Prevalence of the Antiphospholipid Syndrome and Its Effect on Survival in 679 Chinese Patients With Systemic Lupus Erythematosus

In this work we evaluate the prevalence of the antiphospholipid syndrome (APS) and its impact on survival in Chinese patients with systemic lupus erythematosus (SLE). We studied a prospective cohort of southern Chinese patients who fulfilled ≥4 American College of Rheumatology criteria for SLE. The cumulative rate of survival over time was calculated by the Kaplan-Meier method. APS was defined by the 2006 updated consensus criteria.

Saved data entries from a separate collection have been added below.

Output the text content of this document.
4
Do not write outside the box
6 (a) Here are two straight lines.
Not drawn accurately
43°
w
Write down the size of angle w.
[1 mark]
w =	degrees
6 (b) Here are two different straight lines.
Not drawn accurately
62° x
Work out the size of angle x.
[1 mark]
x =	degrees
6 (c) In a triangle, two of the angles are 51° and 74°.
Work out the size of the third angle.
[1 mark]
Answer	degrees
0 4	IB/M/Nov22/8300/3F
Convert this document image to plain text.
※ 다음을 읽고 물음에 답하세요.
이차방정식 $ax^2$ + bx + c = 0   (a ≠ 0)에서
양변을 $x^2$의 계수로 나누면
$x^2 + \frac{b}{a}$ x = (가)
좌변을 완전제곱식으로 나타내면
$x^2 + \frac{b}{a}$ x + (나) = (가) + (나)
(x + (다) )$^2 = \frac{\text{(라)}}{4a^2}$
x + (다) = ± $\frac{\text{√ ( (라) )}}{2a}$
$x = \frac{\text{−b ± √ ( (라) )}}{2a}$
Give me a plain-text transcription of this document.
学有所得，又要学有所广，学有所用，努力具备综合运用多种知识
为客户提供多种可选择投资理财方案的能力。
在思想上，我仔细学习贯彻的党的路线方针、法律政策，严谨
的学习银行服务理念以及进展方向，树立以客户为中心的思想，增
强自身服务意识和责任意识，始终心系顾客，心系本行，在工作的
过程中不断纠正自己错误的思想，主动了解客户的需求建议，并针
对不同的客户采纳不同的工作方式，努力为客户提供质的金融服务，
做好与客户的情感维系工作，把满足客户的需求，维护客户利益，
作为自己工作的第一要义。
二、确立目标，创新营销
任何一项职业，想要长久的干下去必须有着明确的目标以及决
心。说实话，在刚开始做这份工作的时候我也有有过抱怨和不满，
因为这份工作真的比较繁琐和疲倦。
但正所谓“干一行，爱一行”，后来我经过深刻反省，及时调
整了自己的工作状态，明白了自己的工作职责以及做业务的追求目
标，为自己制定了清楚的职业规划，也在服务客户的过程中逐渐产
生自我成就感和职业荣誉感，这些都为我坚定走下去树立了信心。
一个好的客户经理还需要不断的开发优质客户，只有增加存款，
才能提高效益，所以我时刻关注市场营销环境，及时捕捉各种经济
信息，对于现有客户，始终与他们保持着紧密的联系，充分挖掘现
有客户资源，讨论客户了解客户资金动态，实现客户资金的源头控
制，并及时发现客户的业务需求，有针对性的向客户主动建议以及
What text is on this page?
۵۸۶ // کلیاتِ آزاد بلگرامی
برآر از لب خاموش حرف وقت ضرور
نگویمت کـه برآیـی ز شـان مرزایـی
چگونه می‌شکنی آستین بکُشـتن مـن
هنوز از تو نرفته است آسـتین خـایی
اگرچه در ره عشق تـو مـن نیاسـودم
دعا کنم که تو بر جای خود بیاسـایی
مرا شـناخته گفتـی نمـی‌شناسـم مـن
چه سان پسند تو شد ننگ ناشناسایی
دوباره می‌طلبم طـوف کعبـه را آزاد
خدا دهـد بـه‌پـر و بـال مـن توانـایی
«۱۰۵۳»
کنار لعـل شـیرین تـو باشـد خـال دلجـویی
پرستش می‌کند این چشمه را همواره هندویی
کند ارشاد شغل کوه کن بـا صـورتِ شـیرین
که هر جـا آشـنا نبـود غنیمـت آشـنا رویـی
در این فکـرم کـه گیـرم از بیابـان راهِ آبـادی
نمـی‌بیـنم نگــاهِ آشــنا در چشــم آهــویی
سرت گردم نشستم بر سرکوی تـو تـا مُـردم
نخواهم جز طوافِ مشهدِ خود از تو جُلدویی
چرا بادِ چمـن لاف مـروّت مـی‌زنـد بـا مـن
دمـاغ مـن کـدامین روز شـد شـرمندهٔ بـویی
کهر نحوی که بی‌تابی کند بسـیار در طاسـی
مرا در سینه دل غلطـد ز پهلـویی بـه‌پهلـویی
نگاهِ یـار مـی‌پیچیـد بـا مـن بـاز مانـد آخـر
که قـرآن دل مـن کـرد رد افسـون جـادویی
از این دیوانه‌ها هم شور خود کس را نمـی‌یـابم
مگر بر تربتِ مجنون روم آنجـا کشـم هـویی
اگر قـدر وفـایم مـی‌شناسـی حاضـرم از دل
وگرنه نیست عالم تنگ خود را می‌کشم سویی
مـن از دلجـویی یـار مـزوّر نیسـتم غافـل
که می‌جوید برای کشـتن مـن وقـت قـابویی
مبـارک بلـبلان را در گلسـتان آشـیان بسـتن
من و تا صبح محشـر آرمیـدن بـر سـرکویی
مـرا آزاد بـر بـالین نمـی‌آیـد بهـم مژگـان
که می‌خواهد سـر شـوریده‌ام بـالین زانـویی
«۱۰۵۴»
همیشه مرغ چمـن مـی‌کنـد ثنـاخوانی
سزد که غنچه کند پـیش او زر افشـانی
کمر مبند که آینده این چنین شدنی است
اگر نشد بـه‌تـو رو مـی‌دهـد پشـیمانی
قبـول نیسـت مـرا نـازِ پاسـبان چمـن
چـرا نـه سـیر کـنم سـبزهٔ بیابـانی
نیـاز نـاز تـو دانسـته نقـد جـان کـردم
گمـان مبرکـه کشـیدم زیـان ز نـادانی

We evaluated the prevalence and manifestations of APS, and compared the survival of patients with and without APS. We followed 679 patients with SLE (92% women; age of onset, 32.5 ± 14 yr) for 9.7 ± 7.3 years. Sixty-eight (10%) patients died and 33 (4.9%) patients were lost to follow-up. Forty-four (6.5%) patients met the criteria for APS, manifested by the following: ischemic stroke (55%), deep venous thrombosis (32%), obstetric morbidity (14%), cardiovascular events (9%), and peripheral vascular disease (9%). Nine (9/44 [20%]) APS patients died, which was more frequent than the non-APS patients (59/635 [9%]; p = 0.02). The cumulative mortality of patients with APS was 4.6% at 5 years, 7.8% at 10 years, and 22.2% at 15 years, which was not significantly higher than that of non-APS patients (5.4% at 5 years, 9.2% at 10 years, and 11.3% at 15 years; p = 0.14). However, if we considered only patients with APS caused by arterial thrombosis, the presence of APS was significantly associated with mortality (hazard ratio, 2.29; 95% confidence interval, 1.13-4.64; p = 0.02). We conclude that the presence of APS increases the mortality risk of Chinese patients with SLE, which is mainly contributed by arterial thrombotic events.